Last Line First
I knew I had flaws. Despite my vanity and pride, my quick temper, my eccentricities and rapacious literary ambitions, I believe Paul had truly loved me. He had been an exciting and wonderful lover. Yes, Paul was the love of my life, the one who would for ever live in my heart.
As for my feminist leanings, the remark he had once made that he never objected to my "hobbies", nor ever attempted to confine me in any way, was perfectly true. At least that is what he told himself.
He was a musician and at first, I attended all his concerts and in truth some rehearsals too. I even flew back from Italy, where I was on holiday, to hear him perform the Bruch violin concerto. But, early on I recognised that there was a danger of my life revolving around his. At first, I managed to write in the margins as it were during his rehearsals. Writing, unlike music is silent and moreover can be done discretely. There was no paraphernalia. Unlike the amount of baggage, he hawked around. It wasn't just the instruments (he played the French horn and the trumpet as well as the fiddle for a time) it was the bags of music, and the music stands and sometimes amps and mics. At first no-one knew that I was a writer not even him.
I am not sure how it came about but people started to ask,” What are you writing?” and “I hope that is not a crit of the band.” and “Are you a journalist?”
I would look up, smile and continue to write. Then I thought why not say more. So sometimes I'd say, “I am writing a short story.” or “It's my diary.” Next, I elaborated, and I'd say,” It's the last chapter of my novel. I have to get it to the publisher.”
I had to change my replies because people started to want to know more and they would ask, "What's it about? And “What kind of novel is it? Detective? Historical? Love story? “
That did it. I had a light bulb moment. I asked myself some questions. “What in God's name was I doing? I wanted to be a writer. I had an office in my house with a damn good desk, a bookcase full of reference books, a telephone at my elbow, and even a computer which gave me access to Wikipedia.”
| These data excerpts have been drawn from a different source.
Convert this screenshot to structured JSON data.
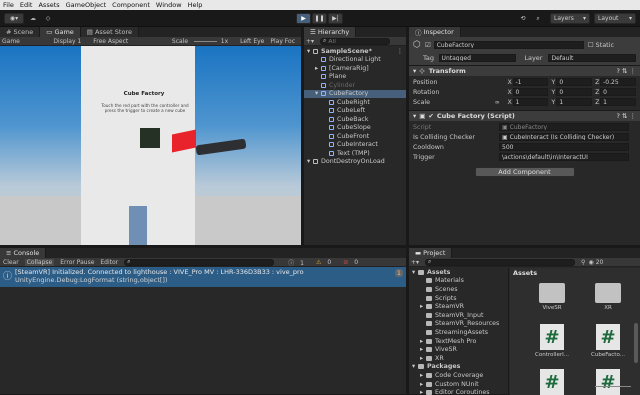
{
  "menu": [
    "File",
    "Edit",
    "Assets",
    "GameObject",
    "Component",
    "Window",
    "Help"
  ],
  "toolbar": {
    "layers": "Layers",
    "layout": "Layout"
  },
  "scene_tabs": [
    "Scene",
    "Game",
    "Asset Store"
  ],
  "game_bar": {
    "display_mode": "Game",
    "display": "Display 1",
    "aspect": "Free Aspect",
    "scale_label": "Scale",
    "scale_value": "1x",
    "eye": "Left Eye",
    "play_focus": "Play Foc"
  },
  "viewport": {
    "panel_title": "Cube Factory",
    "panel_text": "Touch the red part with the controller and press the trigger to create a new cube"
  },
  "hierarchy": {
    "tab": "Hierarchy",
    "search_placeholder": "All",
    "items": [
      {
        "label": "SampleScene*",
        "indent": 0,
        "bold": true
      },
      {
        "label": "Directional Light",
        "indent": 1
      },
      {
        "label": "[CameraRig]",
        "indent": 1
      },
      {
        "label": "Plane",
        "indent": 1
      },
      {
        "label": "Cylinder",
        "indent": 1,
        "dim": true
      },
      {
        "label": "CubeFactory",
        "indent": 1,
        "selected": true
      },
      {
        "label": "CubeRight",
        "indent": 2
      },
      {
        "label": "CubeLeft",
        "indent": 2
      },
      {
        "label": "CubeBack",
        "indent": 2
      },
      {
        "label": "CubeSlope",
        "indent": 2
      },
      {
        "label": "CubeFront",
        "indent": 2
      },
      {
        "label": "CubeInteract",
        "indent": 2
      },
      {
        "label": "Text (TMP)",
        "indent": 2
      },
      {
        "label": "DontDestroyOnLoad",
        "indent": 0
      }
    ]
  },
  "inspector": {
    "tab": "Inspector",
    "object_name": "CubeFactory",
    "static_label": "Static",
    "tag_label": "Tag",
    "tag_value": "Untagged",
    "layer_label": "Layer",
    "layer_value": "Default",
    "transform_title": "Transform",
    "position_label": "Position",
    "position": {
      "x": "-1",
      "y": "0",
      "z": "-0.25"
    },
    "rotation_label": "Rotation",
    "rotation": {
      "x": "0",
      "y": "0",
      "z": "0"
    },
    "scale_label": "Scale",
    "scale": {
      "x": "1",
      "y": "1",
      "z": "1"
    },
    "script_title": "Cube Factory (Script)",
    "script_label": "Script",
    "script_value": "CubeFactory",
    "colliding_label": "Is Colliding Checker",
    "colliding_value": "CubeInteract (Is Colliding Checker)",
    "cooldown_label": "Cooldown",
    "cooldown_value": "500",
    "trigger_label": "Trigger",
    "trigger_value": "\\actions\\default\\in\\InteractUI",
    "add_component": "Add Component"
  },
  "console": {
    "tab": "Console",
    "clear": "Clear",
    "collapse": "Collapse",
    "error_pause": "Error Pause",
    "editor": "Editor",
    "count_info": "1",
    "count_warn": "0",
    "count_err": "0",
    "message_line1": "[SteamVR] Initialized. Connected to lighthouse : VIVE_Pro MV : LHR-336D3B33 : vive_pro",
    "message_line2": "UnityEngine.Debug:LogFormat (string,object[])",
    "message_count": "1"
  },
  "project": {
    "tab": "Project",
    "assets_header": "Assets",
    "zoom_count": "20",
    "tree": [
      {
        "label": "Assets",
        "indent": 0,
        "bold": true
      },
      {
        "label": "Materials",
        "indent": 1
      },
      {
        "label": "Scenes",
        "indent": 1
      },
      {
        "label": "Scripts",
        "indent": 1
      },
      {
        "label": "SteamVR",
        "indent": 1
      },
      {
        "label": "SteamVR_Input",
        "indent": 1
      },
      {
        "label": "SteamVR_Resources",
        "indent": 1
      },
      {
        "label": "StreamingAssets",
        "indent": 1
      },
      {
        "label": "TextMesh Pro",
        "indent": 1
      },
      {
        "label": "ViveSR",
        "indent": 1
      },
      {
        "label": "XR",
        "indent": 1
      },
      {
        "label": "Packages",
        "indent": 0,
        "bold": true
      },
      {
        "label": "Code Coverage",
        "indent": 1
      },
      {
        "label": "Custom NUnit",
        "indent": 1
      },
      {
        "label": "Editor Coroutines",
        "indent": 1
      }
    ],
    "grid": [
      {
        "label": "ViveSR",
        "kind": "folder"
      },
      {
        "label": "XR",
        "kind": "folder"
      },
      {
        "label": "ControllerI...",
        "kind": "script"
      },
      {
        "label": "CubeFacto...",
        "kind": "script"
      },
      {
        "label": "",
        "kind": "script"
      },
      {
        "label": "",
        "kind": "script"
      }
    ]
  }
}
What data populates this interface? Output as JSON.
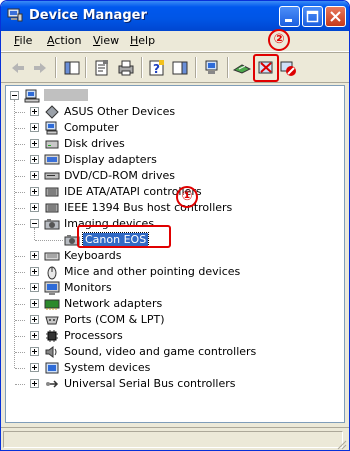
{
  "window": {
    "title": "Device Manager"
  },
  "menu": [
    {
      "first": "F",
      "rest": "ile"
    },
    {
      "first": "A",
      "rest": "ction"
    },
    {
      "first": "V",
      "rest": "iew"
    },
    {
      "first": "H",
      "rest": "elp"
    }
  ],
  "tree": {
    "root_label": "",
    "items": [
      {
        "label": "ASUS Other Devices",
        "icon": "device-icon"
      },
      {
        "label": "Computer",
        "icon": "computer-icon"
      },
      {
        "label": "Disk drives",
        "icon": "disk-icon"
      },
      {
        "label": "Display adapters",
        "icon": "display-icon"
      },
      {
        "label": "DVD/CD-ROM drives",
        "icon": "cdrom-icon"
      },
      {
        "label": "IDE ATA/ATAPI controllers",
        "icon": "ide-icon"
      },
      {
        "label": "IEEE 1394 Bus host controllers",
        "icon": "ieee1394-icon"
      },
      {
        "label": "Imaging devices",
        "icon": "camera-icon"
      },
      {
        "label": "Canon EOS",
        "icon": "camera-icon",
        "child": true,
        "selected": true
      },
      {
        "label": "Keyboards",
        "icon": "keyboard-icon"
      },
      {
        "label": "Mice and other pointing devices",
        "icon": "mouse-icon"
      },
      {
        "label": "Monitors",
        "icon": "monitor-icon"
      },
      {
        "label": "Network adapters",
        "icon": "network-icon"
      },
      {
        "label": "Ports (COM & LPT)",
        "icon": "port-icon"
      },
      {
        "label": "Processors",
        "icon": "processor-icon"
      },
      {
        "label": "Sound, video and game controllers",
        "icon": "sound-icon"
      },
      {
        "label": "System devices",
        "icon": "system-icon"
      },
      {
        "label": "Universal Serial Bus controllers",
        "icon": "usb-icon"
      }
    ]
  },
  "callouts": {
    "one": "①",
    "two": "②"
  },
  "colors": {
    "selection": "#316ac5",
    "callout": "#e00000",
    "titlebar": "#0055e5"
  }
}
At about that time ten copies of my autobiography which I had self- published arrived. Of course, Jack knew nothing about it. He hadn't seen me writing it, nor had he been aware that I was communicating with a publisher. When I received the first copies, I put them on my well stocked shelves of books, and he never noticed. That all changed when my friend, Janet, suggested that she wanted to help me to take it from the page to the stage. She did most of the writing here, but I suggested which parts I thought would work and she wrote them. Janet had written a couple of plays and performed them around Liverpool and Manchester to great acclaim. We had a mutual friend who had produced and directed her plays and was willing to do the same for me. Keith was gay and a really good friend who frequently accompanied me to exhibitions and theatre productions. On one occasion when I told Paul that I was going to Manchester with Keith he seemed upset and objected.
“You know Keith's gay, don't you? “I said.
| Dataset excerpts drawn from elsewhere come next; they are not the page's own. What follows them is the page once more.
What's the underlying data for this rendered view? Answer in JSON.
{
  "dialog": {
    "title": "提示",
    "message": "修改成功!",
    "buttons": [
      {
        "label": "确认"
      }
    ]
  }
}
To which he replied, “Does he have a certificate to prove it?”
He was a good producer and director. We were lucky enough to perform my play in a prestigious theatre and it was well attended. The audience were very appreciative. Jack didn't appear. He knew the date, the venue and the performance time. A huge bouquet arrived at the theatre from him for me. Later, he didn't ask about the performance, but he did ask if I had received the bouquet. He wanted praise for his exceptional thoughtfulness.
I managed at last, to end the relationship. For now, I had become what I had always longed to be, a woman of letters.